Mohammad kichert. Er hat recht. Ich werde es machen. Ich muss raus. “Ich sitze auf einem Sitzsack in Mohammeds Zimmer, als er mir das erzählt. Miles Davis spielt im Hintergrund und eine Reihe Kerzen leuchtet über dem Boden.

"Ich begann erst vor ein paar Monaten zu fühlen", sagt Mohammad. „Ich war lange Zeit taub, weißt du?“Wenn die Leute anfangen, um dich herum zu sterben, sagt er mir, musst du einfach aufhören, dich zu fühlen. „Sie sehen jemanden erschossen und können nicht sagen:‚ Oh, ich bin so traurig. '“Mohammeds Augen sind auf die Kerzen gerichtet. „Du bewegst dich einfach. Fühle nicht. Nimm den Körper auf. Bring es zu ihren Eltern. Bewegung. Heute und morgen und am nächsten. Du fühlst nichts."

Diese Geschichten bringen mich dazu, mich zu winden. Zuerst bin ich empört, dann verärgert und dann versucht, einfach so zu tun, als hätte ich noch nie von Syrien gehört oder jemanden von dort getroffen. Für eine Generation, die angeblich glaubt, dass sie alles kann, geben wir amerikanischen Millennials überraschend schnell auf, die Welt zu verändern. Wir begreifen den persönlichen Ruhm, aber meistern es, wenn es darum geht, das System herauszufordern, vielleicht weil es uns so viel Komfort bietet.

Syriens Jahrtausende fordern mich auf, das Gegenteil zu tun. Apathie fällt uns leicht, ist aber ein Privileg, das sie sich nicht leisten können. „Das Böse währt nicht lange, weißt du?“Mohammad sieht mir direkt in die Augen. „Es ist kitschig, aber die Geschichte beweist es. Ungerechtigkeit geht immer unter. Du musst dagegen ankämpfen. Sei nicht taub."

"Numb" ist das letzte Adjektiv, das mir in den Sinn kommt, wenn ich zu Manar Bilals 27. Geburtstagsfeier gehe. Ich bin einer der wenigen Nicht-Syrer, die in einem Raum mit mehr als 20 jungen Menschen auffällig unbeweglich sind und in einer Tanzexplosion pochen und jammern. Manar ist über zwei Meter groß, aber sie greifen und werfen ihn auf und ab und schreien, während sie in einem kleinen Kreis um den Kuchen tänzeln. Jeder ululiert, brüllt zwischen Atemzügen, ist schweißgebadet und wirft die Köpfe vor Lachen zurück. Ich bin beeindruckt.

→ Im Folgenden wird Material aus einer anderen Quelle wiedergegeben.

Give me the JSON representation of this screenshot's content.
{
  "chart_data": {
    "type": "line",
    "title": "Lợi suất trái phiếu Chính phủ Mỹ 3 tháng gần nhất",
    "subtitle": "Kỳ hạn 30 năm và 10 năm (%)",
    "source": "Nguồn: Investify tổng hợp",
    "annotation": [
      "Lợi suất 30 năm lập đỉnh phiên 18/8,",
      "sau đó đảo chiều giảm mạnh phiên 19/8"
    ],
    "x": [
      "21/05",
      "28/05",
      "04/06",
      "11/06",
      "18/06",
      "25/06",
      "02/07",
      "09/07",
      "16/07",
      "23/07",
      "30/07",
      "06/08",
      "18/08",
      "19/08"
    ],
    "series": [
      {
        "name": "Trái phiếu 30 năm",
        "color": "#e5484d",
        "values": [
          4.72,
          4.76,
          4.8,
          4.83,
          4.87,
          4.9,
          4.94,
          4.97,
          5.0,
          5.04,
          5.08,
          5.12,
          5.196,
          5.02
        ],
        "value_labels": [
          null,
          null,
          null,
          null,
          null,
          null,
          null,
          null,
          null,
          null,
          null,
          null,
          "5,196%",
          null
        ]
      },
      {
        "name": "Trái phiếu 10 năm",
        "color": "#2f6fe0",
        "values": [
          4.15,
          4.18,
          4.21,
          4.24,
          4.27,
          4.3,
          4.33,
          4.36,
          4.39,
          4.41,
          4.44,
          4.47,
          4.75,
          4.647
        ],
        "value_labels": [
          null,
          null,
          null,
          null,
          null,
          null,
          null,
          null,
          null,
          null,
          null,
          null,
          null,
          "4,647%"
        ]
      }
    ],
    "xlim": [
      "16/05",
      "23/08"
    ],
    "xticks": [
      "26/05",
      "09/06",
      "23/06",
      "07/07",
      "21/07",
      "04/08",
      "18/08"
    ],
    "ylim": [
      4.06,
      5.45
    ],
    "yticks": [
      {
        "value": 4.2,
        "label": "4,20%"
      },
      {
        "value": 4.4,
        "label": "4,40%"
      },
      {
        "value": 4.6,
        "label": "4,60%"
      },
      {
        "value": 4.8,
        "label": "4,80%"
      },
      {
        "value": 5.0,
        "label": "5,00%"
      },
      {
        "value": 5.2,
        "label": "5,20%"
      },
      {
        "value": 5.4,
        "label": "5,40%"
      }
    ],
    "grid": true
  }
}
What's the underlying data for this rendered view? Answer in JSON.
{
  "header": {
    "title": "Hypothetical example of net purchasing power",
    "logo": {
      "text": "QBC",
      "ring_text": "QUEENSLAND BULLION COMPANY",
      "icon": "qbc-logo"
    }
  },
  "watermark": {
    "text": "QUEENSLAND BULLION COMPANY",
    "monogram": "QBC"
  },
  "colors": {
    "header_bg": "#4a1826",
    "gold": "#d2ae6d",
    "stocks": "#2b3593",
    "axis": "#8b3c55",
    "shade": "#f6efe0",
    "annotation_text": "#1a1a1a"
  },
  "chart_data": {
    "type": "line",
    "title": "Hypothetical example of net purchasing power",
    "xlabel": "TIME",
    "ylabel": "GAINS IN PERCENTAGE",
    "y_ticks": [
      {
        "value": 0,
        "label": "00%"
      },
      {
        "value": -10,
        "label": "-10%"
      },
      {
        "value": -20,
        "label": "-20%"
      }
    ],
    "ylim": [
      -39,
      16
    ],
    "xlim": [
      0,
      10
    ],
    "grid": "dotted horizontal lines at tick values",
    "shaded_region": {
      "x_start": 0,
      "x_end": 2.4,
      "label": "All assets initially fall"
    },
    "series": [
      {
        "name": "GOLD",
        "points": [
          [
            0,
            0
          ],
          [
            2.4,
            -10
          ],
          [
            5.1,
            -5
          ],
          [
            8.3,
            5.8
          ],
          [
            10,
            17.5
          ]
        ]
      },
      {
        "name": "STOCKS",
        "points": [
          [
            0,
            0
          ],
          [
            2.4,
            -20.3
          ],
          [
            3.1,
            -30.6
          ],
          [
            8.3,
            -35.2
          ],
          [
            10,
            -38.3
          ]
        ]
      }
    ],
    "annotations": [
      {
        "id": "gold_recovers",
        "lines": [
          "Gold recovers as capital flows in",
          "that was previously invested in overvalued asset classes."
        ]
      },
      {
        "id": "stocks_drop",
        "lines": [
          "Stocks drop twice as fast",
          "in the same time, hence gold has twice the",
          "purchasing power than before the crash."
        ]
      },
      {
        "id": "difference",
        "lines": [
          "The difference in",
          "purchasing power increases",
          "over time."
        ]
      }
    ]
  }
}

"Sind alle syrischen Parteien so?", Flüstere ich einem von Manars Freunden zu. Alle um mich herum haben einen Krieg hinter sich. Sie haben Freunde und Familie verloren, gesehen, wie unschuldige Menschen starben, und jetzt sind sie Flüchtlinge, abhängig von einem Staat, der sie als Last ansieht. Woher kommt die Feier?

"Habibti, das ist nichts." Der Freund zwinkert mir zu, bevor er seine Trommel wieder aufhebt. "Du hättest sehen sollen, wie wir in Syrien getanzt haben."